The Fantastic Four are fresh off the cusp of their teenage years in this film, so the film’s government-intervention plot element displays itself like mommy and daddy telling the four it was their bedtime.
It doesn’t seem necessary or even remotely credible when the group returns to Earth with superpowers.
The underlying theme, government misusing creativity for greed and war-mongering, made me lose interest in the hopelessly oppressed heroes for a major part of the film. But, there was a small silver lining. I often enjoy exposition, even to the point where a film may feel a little “slow.”
Backstory is important – especially when dealing with individuals who have changed drastically or have strong ties with each other, such as the story of the friendship between Reed Richards, or Mr. Fantastic (played by Miles Teller), and Ben Grimm, or The Thing (played by Jamie Bell).
The time dedicated to Mr. Fantastic and The Thing’s backstories connected their characters on a deeper level. However, when we meet our other characters, we see only brief regurgitations of feelings and connections that dictate the comic series, previous reboots and original films. It was simply not enough.
The time spent on the incomplete exposition gave the film’s climax a sense of being rushed. It would have made much more sense to cut the film off toward the end of the action sequences and leave room for a sequel that might captivate me.
My anticipation for the 2017 sequel is lackluster at best. “Fantastic Four” also suffered problems on the visual side. I’m familiar with the series, so I was not surprised by the changes director Josh Trank made.
I have to admit, I actually enjoyed some of the differences from the original storyline. But one change I didn’t like was the ridiculous CGI body of Dr. Doom (played by Toby Kebbell). In this film, Doom doesn’t look as scary or evil as the man in the comics or original reboots.
If you are looking to shut off your brain and be entertained for a couple of hours, or if you’re uninterested in the “Fantastic Four” backstory, this film will probably be pretty bearable. It’s interesting to look at, and the stellar cast works with great chemistry.
But if you are like me, you will feel a bit let down. The A-list cast, as great as it was, just didn’t have much to go on.
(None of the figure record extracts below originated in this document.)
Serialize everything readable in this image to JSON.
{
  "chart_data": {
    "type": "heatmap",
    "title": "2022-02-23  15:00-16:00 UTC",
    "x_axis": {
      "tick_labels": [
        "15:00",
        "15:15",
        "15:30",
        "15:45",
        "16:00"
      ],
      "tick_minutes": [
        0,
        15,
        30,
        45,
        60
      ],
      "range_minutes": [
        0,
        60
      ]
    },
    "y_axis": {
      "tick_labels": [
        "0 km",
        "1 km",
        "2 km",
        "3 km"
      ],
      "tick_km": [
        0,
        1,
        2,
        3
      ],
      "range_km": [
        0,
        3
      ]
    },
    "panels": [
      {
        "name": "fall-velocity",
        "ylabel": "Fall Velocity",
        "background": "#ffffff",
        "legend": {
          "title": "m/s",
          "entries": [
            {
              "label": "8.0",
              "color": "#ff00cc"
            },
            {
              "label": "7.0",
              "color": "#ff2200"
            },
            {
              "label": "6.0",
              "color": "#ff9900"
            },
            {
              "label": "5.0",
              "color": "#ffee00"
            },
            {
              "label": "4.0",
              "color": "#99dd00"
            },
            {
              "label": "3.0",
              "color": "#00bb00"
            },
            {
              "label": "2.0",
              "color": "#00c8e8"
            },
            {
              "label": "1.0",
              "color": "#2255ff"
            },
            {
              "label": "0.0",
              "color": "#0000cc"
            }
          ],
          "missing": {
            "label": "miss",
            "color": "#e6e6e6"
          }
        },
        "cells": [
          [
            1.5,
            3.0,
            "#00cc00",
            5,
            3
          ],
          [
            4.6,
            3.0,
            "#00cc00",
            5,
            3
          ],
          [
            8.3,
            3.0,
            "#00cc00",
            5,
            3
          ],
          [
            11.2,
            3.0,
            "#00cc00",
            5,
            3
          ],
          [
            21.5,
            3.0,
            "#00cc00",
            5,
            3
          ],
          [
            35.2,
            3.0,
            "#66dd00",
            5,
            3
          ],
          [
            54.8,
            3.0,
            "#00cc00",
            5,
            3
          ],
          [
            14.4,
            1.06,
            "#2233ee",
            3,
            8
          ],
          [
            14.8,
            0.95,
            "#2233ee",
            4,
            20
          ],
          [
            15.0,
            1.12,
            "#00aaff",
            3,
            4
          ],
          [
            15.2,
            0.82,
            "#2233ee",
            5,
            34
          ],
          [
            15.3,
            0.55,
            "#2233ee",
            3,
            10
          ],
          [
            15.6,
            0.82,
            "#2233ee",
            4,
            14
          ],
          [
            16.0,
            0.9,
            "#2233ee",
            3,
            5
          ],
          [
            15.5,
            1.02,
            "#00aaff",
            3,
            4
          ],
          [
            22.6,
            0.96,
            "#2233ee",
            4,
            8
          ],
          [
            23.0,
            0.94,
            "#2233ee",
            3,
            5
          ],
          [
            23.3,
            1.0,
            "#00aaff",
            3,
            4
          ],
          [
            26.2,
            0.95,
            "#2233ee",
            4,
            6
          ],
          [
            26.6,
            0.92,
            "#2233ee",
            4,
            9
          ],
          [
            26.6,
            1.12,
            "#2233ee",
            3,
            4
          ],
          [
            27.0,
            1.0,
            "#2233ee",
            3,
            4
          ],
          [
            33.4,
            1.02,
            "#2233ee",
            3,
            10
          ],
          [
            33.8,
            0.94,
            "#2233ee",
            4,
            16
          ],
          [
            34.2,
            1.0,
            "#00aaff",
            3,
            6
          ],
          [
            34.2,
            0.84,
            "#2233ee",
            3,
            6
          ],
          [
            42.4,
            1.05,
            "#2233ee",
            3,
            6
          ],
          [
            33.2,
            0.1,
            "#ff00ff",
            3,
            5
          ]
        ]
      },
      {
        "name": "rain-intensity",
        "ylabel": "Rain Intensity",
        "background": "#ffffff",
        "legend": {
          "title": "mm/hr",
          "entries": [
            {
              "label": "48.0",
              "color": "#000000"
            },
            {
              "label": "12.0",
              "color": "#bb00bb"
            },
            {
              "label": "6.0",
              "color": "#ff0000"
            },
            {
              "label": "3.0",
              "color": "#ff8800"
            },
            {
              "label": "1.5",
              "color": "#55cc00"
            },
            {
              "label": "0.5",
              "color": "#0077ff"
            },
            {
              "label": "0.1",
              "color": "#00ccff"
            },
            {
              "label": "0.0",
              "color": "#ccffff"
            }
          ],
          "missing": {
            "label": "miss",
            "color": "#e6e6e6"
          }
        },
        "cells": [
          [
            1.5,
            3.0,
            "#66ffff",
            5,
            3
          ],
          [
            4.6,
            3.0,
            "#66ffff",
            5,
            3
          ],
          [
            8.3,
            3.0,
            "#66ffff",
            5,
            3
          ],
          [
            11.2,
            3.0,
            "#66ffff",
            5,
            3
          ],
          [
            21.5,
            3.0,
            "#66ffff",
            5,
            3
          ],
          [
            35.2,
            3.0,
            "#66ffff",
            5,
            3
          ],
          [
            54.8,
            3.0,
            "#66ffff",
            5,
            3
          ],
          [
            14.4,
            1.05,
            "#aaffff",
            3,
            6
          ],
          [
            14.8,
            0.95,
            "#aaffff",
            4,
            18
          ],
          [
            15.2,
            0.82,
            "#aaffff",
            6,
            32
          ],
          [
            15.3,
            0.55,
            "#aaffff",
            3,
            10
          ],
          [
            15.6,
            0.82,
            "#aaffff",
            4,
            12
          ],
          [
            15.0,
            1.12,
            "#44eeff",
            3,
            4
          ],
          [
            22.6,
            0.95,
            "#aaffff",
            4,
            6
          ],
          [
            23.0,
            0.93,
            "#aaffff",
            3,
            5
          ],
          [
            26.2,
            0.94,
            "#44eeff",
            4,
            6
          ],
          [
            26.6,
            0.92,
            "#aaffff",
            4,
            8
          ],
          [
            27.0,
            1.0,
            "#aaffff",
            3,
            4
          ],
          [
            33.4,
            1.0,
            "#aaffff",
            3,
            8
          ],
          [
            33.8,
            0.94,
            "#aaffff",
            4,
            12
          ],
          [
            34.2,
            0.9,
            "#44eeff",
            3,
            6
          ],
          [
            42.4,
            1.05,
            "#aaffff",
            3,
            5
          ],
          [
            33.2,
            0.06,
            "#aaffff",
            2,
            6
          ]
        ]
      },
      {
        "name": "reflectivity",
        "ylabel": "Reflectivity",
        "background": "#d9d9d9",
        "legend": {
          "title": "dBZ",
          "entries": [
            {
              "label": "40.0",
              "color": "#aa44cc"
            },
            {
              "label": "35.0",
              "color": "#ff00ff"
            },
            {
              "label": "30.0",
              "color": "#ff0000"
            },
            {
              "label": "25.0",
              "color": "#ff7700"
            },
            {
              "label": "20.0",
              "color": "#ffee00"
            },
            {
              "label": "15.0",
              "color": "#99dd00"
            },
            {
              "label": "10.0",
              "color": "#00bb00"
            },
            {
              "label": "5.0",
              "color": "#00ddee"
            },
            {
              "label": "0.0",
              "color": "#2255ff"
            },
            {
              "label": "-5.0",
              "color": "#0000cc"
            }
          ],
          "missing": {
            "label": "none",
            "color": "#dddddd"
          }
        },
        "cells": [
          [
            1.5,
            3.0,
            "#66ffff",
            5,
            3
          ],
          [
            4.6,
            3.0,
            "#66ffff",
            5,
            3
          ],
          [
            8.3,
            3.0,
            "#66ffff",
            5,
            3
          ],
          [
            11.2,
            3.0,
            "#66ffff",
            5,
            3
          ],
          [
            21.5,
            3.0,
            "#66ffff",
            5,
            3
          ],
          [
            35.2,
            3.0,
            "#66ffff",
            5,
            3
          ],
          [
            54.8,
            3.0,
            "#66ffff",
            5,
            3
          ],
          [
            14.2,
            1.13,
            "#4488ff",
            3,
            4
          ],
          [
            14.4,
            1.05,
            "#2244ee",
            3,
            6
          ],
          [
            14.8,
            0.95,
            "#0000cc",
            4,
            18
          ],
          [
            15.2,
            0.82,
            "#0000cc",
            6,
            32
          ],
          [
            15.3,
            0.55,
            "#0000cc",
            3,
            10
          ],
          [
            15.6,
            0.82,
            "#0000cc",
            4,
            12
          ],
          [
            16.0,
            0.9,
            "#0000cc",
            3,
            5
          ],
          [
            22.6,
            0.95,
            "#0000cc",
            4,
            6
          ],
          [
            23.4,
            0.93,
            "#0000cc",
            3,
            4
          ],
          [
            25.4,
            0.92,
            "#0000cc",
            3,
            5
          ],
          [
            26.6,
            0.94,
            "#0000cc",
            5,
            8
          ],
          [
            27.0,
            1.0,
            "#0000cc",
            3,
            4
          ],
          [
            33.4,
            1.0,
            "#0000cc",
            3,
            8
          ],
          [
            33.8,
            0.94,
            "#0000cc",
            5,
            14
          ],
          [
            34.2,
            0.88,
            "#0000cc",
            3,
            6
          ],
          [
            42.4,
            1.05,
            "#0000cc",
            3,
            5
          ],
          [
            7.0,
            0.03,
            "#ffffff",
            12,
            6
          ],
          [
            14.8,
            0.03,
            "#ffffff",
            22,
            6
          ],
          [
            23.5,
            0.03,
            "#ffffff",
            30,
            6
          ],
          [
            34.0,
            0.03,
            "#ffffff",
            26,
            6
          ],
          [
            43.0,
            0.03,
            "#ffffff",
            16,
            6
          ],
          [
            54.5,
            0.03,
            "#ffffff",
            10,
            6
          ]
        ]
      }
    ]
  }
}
In the end, the film faulted from too much promise and hype. The director has a lot of work ahead if he hopes to give the series a strong comeback in 2017.
Hopefully Trank will rethink some of the film’s shortcomings and will rebound with a stellar sequel. This cast, this storyline and this director have a ton of talent, but Trank needs to focus a little more on building the world of the Fantastic Four, rather than making the buck.
Because at the root of it all, comic nerds and film enthusiasts aren’t going to theaters with money on their mind. We go to lose ourselves in the fictional worlds that we know and love and to explore those we have yet to dream.